Ah-Ker means a sore place. Example, a broken leg or aching tooth.

It will be seen that the language is very condensed and in a few syllables may epitomise an entire conversation. For instance:

Caw. Caw-Caw. Haw. Ker-Ker. Haw-Haw. Cluck-Cluck. Caw-Ker.” Freely translated, this runs as follows: “Good morning! How do you find yourself this morning? Don’t get excited, that two-legged thing is only a Man with an umbrella. There is a sick Horse in yonder field that I have my weather eye on, also a dead Donkey. Two Dogs are watching, and there are a couple of nice Chickens that appear to be spring broilers, trotting peacefully around the farmyard. The Horse is a Donkey, too; wouldn’t that make you sick? Nevertheless, those two Chickens are corkers and I intend to have them before my feathers turn white with old age and theirs fall out for the same reason.”

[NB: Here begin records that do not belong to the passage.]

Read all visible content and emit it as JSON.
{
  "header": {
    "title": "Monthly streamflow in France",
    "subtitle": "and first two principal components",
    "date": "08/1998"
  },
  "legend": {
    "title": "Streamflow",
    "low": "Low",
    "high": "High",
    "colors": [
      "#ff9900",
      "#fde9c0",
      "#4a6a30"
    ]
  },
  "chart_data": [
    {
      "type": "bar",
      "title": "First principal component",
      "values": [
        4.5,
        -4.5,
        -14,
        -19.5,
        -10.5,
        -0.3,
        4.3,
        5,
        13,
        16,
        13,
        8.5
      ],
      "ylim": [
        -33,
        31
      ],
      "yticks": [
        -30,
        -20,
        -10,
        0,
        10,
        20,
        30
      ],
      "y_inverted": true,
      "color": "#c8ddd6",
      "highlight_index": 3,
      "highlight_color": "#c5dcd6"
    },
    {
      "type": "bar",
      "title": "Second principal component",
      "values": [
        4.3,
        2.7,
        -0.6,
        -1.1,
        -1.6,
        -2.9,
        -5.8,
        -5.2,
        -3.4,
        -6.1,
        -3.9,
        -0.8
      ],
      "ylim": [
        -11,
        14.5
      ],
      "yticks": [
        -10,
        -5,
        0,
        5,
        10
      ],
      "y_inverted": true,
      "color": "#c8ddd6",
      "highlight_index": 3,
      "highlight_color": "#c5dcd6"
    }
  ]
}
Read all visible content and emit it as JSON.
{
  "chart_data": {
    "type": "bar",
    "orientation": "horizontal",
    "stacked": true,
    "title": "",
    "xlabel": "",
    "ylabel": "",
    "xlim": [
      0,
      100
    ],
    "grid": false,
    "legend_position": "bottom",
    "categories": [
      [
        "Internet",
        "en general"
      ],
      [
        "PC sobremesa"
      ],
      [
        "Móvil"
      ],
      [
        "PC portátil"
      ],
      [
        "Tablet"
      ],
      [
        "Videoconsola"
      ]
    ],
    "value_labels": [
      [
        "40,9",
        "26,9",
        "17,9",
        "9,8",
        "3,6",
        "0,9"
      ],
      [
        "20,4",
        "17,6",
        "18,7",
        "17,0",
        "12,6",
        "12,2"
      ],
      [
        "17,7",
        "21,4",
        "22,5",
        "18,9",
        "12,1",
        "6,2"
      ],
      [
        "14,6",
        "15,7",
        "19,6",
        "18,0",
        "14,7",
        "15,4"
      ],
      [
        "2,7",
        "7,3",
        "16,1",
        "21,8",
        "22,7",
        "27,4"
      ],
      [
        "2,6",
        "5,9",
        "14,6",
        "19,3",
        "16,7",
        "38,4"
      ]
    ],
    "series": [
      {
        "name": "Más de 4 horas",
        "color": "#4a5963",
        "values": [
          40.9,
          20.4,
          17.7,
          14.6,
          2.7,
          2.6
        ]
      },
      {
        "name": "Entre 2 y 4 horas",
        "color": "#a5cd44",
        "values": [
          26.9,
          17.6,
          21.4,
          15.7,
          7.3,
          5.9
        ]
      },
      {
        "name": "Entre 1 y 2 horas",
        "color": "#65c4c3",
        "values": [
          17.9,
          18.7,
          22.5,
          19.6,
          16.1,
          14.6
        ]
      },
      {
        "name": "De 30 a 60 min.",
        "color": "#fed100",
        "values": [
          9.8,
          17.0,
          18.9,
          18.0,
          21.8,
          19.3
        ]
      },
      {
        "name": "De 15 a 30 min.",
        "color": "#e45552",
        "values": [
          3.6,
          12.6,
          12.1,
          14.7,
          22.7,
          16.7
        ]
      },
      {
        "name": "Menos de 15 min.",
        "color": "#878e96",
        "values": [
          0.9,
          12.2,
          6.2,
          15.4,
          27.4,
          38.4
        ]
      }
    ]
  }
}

From this brief instruction, the intelligent reader will be able to translate the Crow language. Just here, perhaps, I ought to mention the fact that I gave Jim an anæsthetic one day and slit his tongue, hoping that he could speak English. Some of our words, as is well known, are tongue-twisters. Whether it was to spite me or not, I shall never know, but I record the painful fact that Jim never learned any English except my last name. Whenever I did anything that displeased him, he would shriek out “SITDOWN!” in a loud, compelling tone that I invariably and instinctively obeyed. Then, with a merry laugh, he would flutter off over the trees to tell his friends about it.

When a Crow sings, it reminds you of a cornet half full of molasses. They only sing when they are courting, which is extremely fortunate. If I were a lady Crow, wooed with song, I should take vows of eternal celibacy. They may not be saddest when they sing, but other people are.

I shot one of them one day, when they were doing too much singing, and the rest of the company called an indignation meeting on the spot. Having decided that I was the criminal, they sentenced me to have my eyes pecked out and appointed six of their number as executioners. Happily, I had on my spectacles, and when they had broken and eaten the lenses, they were satisfied. That night six more Crows died in great agony from the eating of broken glass. They did not molest me further, but buried their dead comrades with great pomp and ceremony.

Very few observers have ever seen a Crow funeral, but it fell to my lot to be present at this one. It was a bright moonlight night and I crouched behind a stump in a pasture lot, partly screened by the undergrowth that had sprung up around it, and had an unobstructed view of the entire affair.

Sometime during the day, a long, transverse trench had been dug and lined with leaves. The seven corpses, feet upward, were lying on burdock leaves at a distance of about seventeen feet from the trench. A long stem was left on each burdock leaf, and to it was tied a long, stout string which shone whitely in the moonlight. I did not know what it was for, then, but later I understood.

Seven of the oldest and most prominent Crows, at a given signal, advanced to the dead. Each one took the end of a string in his beak and stepped over it in such a way that the cord passed straight under his body. I noted with a thrill of pride that Jim was in the lead.

The rest of the Crows were in tiers a little to the left. At another signal, Jim and his followers began to march, to a low mournful tune produced by the other Crows, swaying their bodies in time to it. In my note-book I hastily jotted it down. It went like this: “Caw-Caw, Caw-Caw, Caw-Caw, Caw-Caw,” the first syllable of each foot being heavily accented. It was not until they reached the third measure, which, I noted, had eight feet instead of four, that it dawned upon me that they were marching to the solemn and beautifully appropriate measures of Poe’s wonderful poem, The Raven. It was so touching that the tears blinded me, and when I could see again, the procession was well under way.